The GDP is a measure of all economic activity. I'd say there's a far greater risk that NYC might outlaw ride-sharing specifically, rather than, you know, suddenly decide to stop engaging in commerce altogether.
The Washington DC MSA is, by population, the 6th largest MSA in the United States[1]. It also the 2nd most highly educated MSA in the US, by some measures[2]. The top three- and four of the top 6- richest counties in the country are part of the Washington DC MSA[3].
Given (2) and (3), the fact that it produces more than the fifth largest MSA by population in the country (Houston) should not surprise. The top four MSA's by population and by GDP are the same, in the same order- the one that is truly punching above its weight is the Bay Area, which is the 6th largest by GDP but the 12th by population.[4]
TIL. Thanks! I wondered if it was IPR income declared in the DC area but activity elsewhere but it looks like things happen beyond lobbying and CEO decision making there. I've only ever dealt with NFPs In the beltway.
If any one of those 5 cities decides to regulate more aggressively, it could be an immediate, material negative hit to Uber.
Pareto distributions are common in two-sided markets with geographic factors. BUT, when there's a reasonable possibility of extra regulation imposed at the regional level... that's a big risk.
The last line in the article answers that pretty well:
"One thing the filing makes clear: It wouldn’t take a global movement to stress the company’s business model. A couple big-city mayors could do that all on their own. "
Their business model is unconstrained growth to funnel money into side projects. That can't persist forever. If they just stuck to their core business they could easily be profitable as taxi 2.0.
What I'm interested in out of this information (but not interested enough to look it up myself): These five cities account for 1/4 of their business, but how does the population of these five cities compare to all of the cities they do business in? Is this just a straight-line distribution?
Basically, do these five cities account for 1/4 of the total population of the cities they do business in?
According to https://en.wikipedia.org/wiki/List_of_urban_areas_by_populat... Tokyo and Seoul (not on the top five Uber list but have Uber presence) are both larger than any city on Uber's top 5 list. Sao Paulo (on Ubers list) is just barely larger than Mexico City (not on the list). Los Angeles (18th largest urban area by population) and London (35th largest urban area by population) are significantly smaller, and the Bay Area is all the way down at 61st, right behind Dallas-Fort Worth (not on Uber's list).
So no, those five cities do not make up a disproportionate amount of the total urban population that Uber covers, just a disproportionate amount of the riders.
I don't know the answer to your question, but some factors that might skew the distribution could be how annoying and expensive it is to keep a car or park in each city, prevalence of recreational activity that encourages or discourages a car or truck, and the like.
Looking at this another way, this one-quarter revenue coming from users in five cities probably is showing these users as the power users of the app so these are probably the least likely to suddenly give up Uber because they already have a habit and Uber is already such a big part of their life.

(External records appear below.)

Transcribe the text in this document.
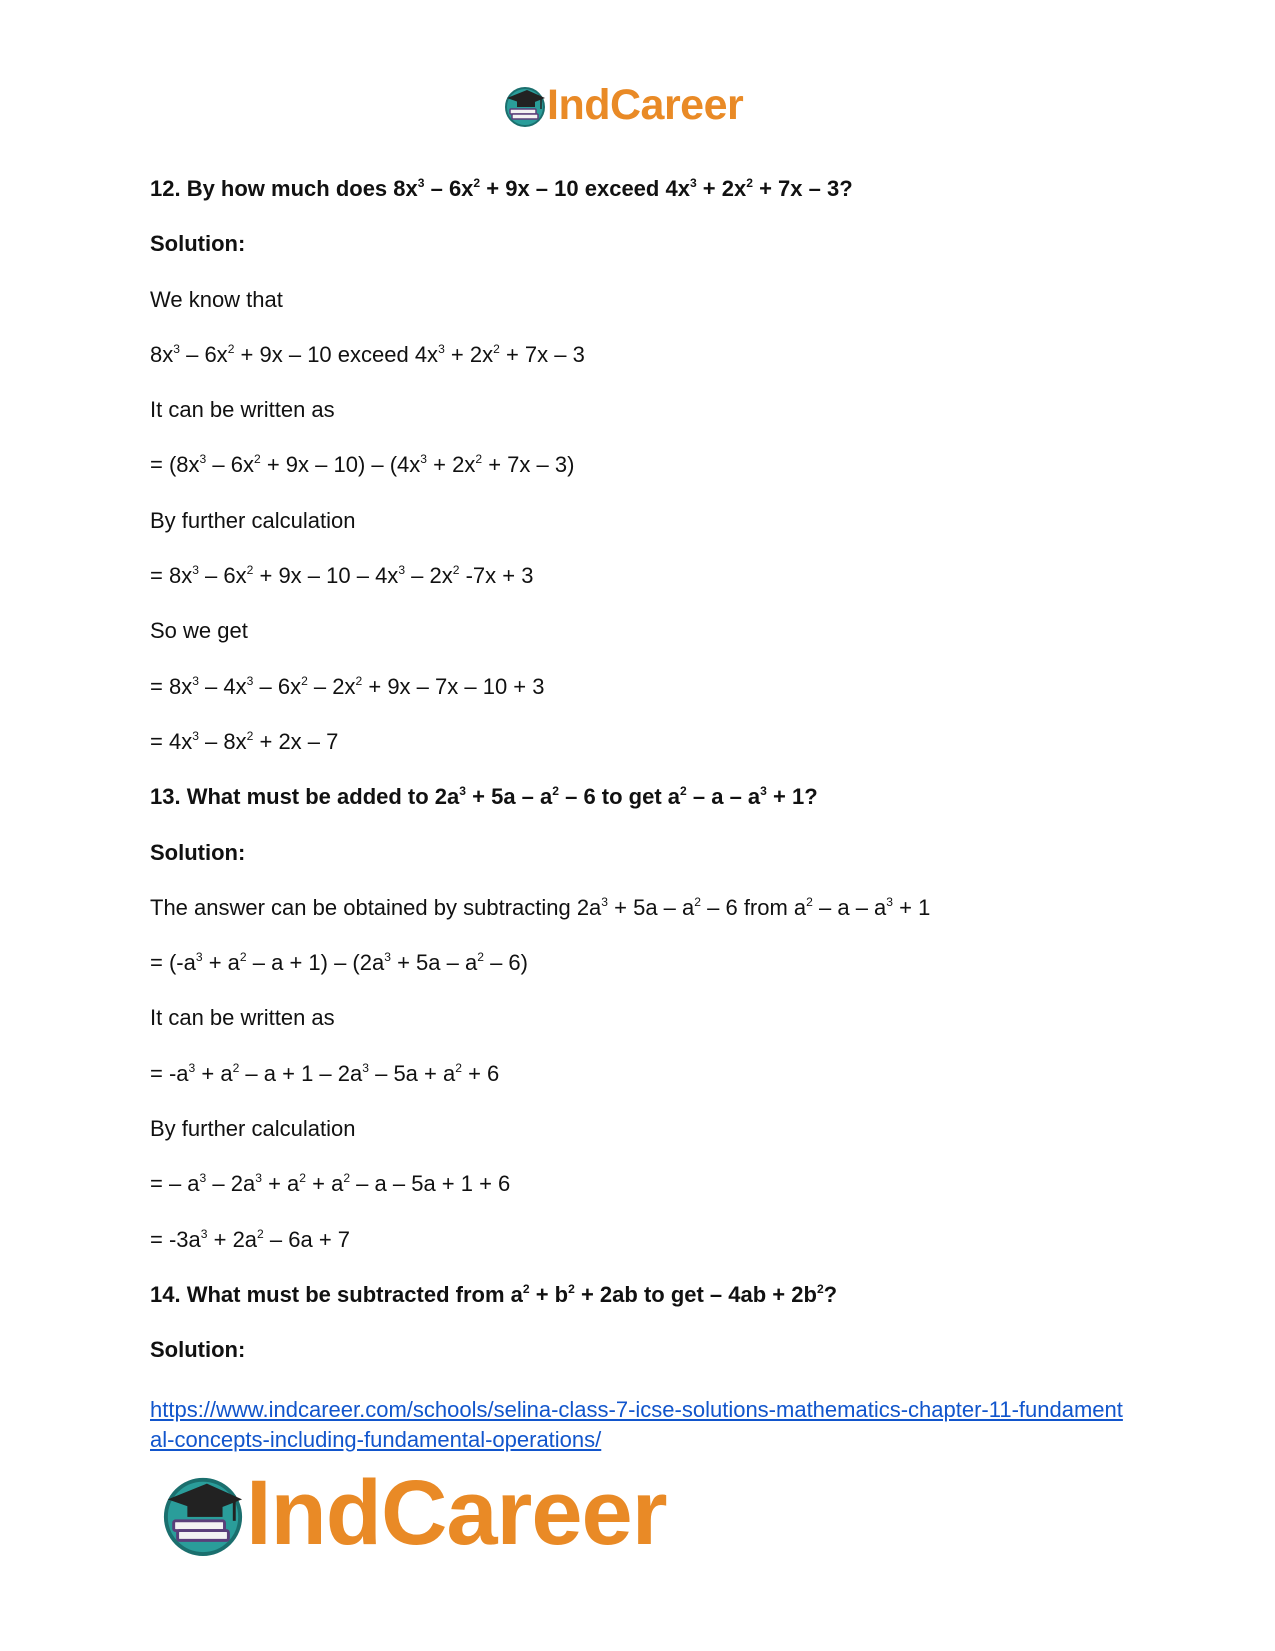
IndCareer
12. By how much does $8x^3 - 6x^2 + 9x - 10$ exceed $4x^3 + 2x^2 + 7x - 3$?
Solution:
We know that
$8x^3 - 6x^2 + 9x - 10$ exceed $4x^3 + 2x^2 + 7x - 3$
It can be written as
= $(8x^3 - 6x^2 + 9x - 10) - (4x^3 + 2x^2 + 7x - 3)$
By further calculation
= $8x^3 - 6x^2 + 9x - 10 - 4x^3 - 2x^2$ -7x + 3
So we get
= $8x^3 - 4x^3 - 6x^2 - 2x^2 + 9x - 7x - 10 + 3$
= $4x^3 - 8x^2 + 2x - 7$
13. What must be added to $2a^3 + 5a - a^2 - 6$ to get $a^2 - a - a^3 + 1$?
Solution:
The answer can be obtained by subtracting $2a^3 + 5a - a^2 - 6$ from $a^2 - a - a^3 + 1$
= $(-a^3 + a^2 - a + 1) - (2a^3 + 5a - a^2 - 6)$
It can be written as
= $-a^3 + a^2 - a + 1 - 2a^3 - 5a + a^2 + 6$
By further calculation
= – $a^3 - 2a^3 + a^2 + a^2 - a - 5a + 1 + 6$
= $-3a^3 + 2a^2 - 6a + 7$
14. What must be subtracted from $a^2 + b^2 + 2ab$ to get – $4ab + 2b^2$?
Solution:
https://www.indcareer.com/schools/selina-class-7-icse-solutions-mathematics-chapter-11-fundamental-concepts-including-fundamental-operations/
IndCareer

NYC has definitely always had a taxi "habit" despite their transit. I think London is similar. On the other hand Tokyo (which has one of the best transit systems) has lots if taxis as well, but I guess Über hasn't had much traction compared to local taxis (they've always been clean and offered good service).
About 3 years ago I've had issues multiple times in Tokyo with taxi drivers not speaking english at all, thus not being able to communicate the destination. I assume Uber would smooth over that aspect as there is literally no need for communication.
I don't doubt that, but foreigners who don't speak some Japanese is a real small percentage of the people who use taxi services. If this were a general problem, then I think Über would likely do better in a place like Tokyo.
Uber is not allowed to compete in Tokyo. When you use Uber, it just calls a normal licensed taxi. The advantage is presumably the fact that it shows your destination to the driver without you having to explain it, but for locals there's literally no advantage.
Alternatively: one quarter of Uber's annual losses come from those cities :D
More seriously: if they increased the cost or reduce pay rate in just those cities they could have a significant profit impact while not impacting market acquisition in the rest of the world.